Monday, August 24, 2009

The father discourse

Some of us who study gender and sport get a serious case of the sighs when we read about athletes who are mothers or expectant mothers. There are a myriad of problems with the discourse including (but not limited to): how it plays on/reifies a female apologetic; how it presents pregnancy as a disability; and the hackneyed work/motherhood balance that often fails to acknowledge the help many of these athletes have access to (that others do not).
And, of course, we frequently bemoan how many male athletes are fathers yet we never hear about their fatherhood experiences. When Andre Agassi became a father at the end of his career we got a few mentions of that. And there was that very cute American Express commercial that played on his dad duties. But it was the end of the career and he was married to Steffi Graf which made it slightly more interesting.
But now Roger Federer has become a father--of two. His wife gave birth shortly after Wimbledon to twin girls. And it is drawing plenty of comment. Pam Shriver noted yesterday how Federer is getting used a different kind of changing of ends. (I know, she's just awful!)
And in the reporting of his win in Cincinnati yesterday there was this headline: New father Federer wins Cincy Masters. The first line: Changing diapers doesn't seem to bother Papa Federer's game.
It's kind of interesting. But I know everyone is just waiting to see if his game "suffers" because of his alleged new duties (after all the Federers must be traveling with at least one nanny--probably two).
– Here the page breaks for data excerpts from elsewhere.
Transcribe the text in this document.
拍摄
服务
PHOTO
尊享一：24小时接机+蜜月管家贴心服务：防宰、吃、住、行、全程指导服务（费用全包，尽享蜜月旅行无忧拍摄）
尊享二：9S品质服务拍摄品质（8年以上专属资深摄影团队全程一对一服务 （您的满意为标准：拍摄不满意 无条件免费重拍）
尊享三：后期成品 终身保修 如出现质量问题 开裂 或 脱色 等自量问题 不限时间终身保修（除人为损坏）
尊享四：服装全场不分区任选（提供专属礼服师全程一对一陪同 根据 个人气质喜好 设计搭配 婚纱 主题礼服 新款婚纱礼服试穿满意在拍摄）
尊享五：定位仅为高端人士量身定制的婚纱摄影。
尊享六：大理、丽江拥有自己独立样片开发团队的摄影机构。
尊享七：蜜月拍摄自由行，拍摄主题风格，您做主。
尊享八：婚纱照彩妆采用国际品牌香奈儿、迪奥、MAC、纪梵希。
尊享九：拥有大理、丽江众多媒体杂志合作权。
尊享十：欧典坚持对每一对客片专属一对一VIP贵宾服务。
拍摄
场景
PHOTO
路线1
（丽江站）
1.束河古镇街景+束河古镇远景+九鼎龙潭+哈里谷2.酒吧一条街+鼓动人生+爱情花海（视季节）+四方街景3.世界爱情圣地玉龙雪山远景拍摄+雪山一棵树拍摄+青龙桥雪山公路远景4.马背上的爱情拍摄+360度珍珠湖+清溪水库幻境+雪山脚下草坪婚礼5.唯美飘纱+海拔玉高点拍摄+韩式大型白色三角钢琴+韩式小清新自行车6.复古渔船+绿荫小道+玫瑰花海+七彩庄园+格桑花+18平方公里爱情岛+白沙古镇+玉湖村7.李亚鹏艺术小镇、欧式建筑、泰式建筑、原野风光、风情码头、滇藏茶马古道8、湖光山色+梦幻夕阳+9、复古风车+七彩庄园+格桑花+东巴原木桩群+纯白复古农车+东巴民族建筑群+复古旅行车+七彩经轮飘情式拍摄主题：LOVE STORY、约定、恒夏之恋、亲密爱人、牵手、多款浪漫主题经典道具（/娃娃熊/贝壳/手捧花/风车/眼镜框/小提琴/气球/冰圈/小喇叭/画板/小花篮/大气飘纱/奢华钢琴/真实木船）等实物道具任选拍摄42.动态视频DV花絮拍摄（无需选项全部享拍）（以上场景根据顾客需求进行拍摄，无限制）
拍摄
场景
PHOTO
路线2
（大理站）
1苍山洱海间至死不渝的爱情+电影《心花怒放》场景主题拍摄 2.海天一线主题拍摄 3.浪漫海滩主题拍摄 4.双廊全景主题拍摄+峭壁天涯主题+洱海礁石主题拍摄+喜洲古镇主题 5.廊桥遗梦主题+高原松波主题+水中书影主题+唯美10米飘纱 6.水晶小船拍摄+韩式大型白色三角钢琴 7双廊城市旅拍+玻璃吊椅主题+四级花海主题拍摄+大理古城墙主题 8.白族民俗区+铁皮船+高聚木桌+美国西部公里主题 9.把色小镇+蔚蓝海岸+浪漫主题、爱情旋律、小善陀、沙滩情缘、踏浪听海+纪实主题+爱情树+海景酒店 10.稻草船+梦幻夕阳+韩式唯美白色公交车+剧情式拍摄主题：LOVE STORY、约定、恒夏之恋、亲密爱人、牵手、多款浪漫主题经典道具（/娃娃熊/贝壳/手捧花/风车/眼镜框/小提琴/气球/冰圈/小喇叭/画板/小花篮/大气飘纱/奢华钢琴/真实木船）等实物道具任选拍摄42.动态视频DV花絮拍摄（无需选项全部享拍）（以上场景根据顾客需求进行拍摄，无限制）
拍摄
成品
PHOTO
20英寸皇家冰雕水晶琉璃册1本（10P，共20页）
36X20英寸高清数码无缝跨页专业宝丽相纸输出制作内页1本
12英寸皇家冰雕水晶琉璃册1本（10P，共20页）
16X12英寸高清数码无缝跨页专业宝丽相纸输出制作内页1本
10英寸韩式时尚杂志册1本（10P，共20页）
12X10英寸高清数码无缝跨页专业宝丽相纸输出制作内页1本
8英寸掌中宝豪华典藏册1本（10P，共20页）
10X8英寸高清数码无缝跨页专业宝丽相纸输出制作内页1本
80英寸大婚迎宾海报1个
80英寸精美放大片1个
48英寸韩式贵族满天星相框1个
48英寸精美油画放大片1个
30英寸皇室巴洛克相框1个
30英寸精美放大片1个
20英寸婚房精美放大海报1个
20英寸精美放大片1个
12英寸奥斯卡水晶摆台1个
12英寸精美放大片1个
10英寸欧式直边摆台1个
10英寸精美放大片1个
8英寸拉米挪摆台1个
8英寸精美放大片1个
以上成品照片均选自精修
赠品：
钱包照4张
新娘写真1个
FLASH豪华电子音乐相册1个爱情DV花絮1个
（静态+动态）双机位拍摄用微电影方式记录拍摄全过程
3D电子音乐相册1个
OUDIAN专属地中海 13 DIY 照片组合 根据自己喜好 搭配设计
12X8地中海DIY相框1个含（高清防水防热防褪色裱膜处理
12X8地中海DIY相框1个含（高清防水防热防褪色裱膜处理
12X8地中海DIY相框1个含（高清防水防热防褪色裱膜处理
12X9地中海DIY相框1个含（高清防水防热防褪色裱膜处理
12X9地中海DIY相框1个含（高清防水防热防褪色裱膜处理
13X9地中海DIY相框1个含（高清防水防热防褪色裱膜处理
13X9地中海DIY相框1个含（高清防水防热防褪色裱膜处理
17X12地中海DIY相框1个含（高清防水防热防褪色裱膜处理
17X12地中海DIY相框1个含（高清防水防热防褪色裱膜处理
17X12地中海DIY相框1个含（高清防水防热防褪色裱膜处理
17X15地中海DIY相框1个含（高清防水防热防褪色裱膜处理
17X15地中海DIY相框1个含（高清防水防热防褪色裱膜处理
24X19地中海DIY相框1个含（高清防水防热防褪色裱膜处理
I am sure the daddy discourse will continue at the US Open and the questions about how he is adjusting to fatherhood will get perhaps equal time to how he feels about possibly facing Nadal before the finals (draw comes out Thursday).

1 comment:

Diane said...

It's interesting to note that one sports writer (I forget who) did any analysis of men who won majors after they became fathers. The point was that parenthood generally hurts a man's game. For someone to even bother to write about that was really different from what we are used to seeing.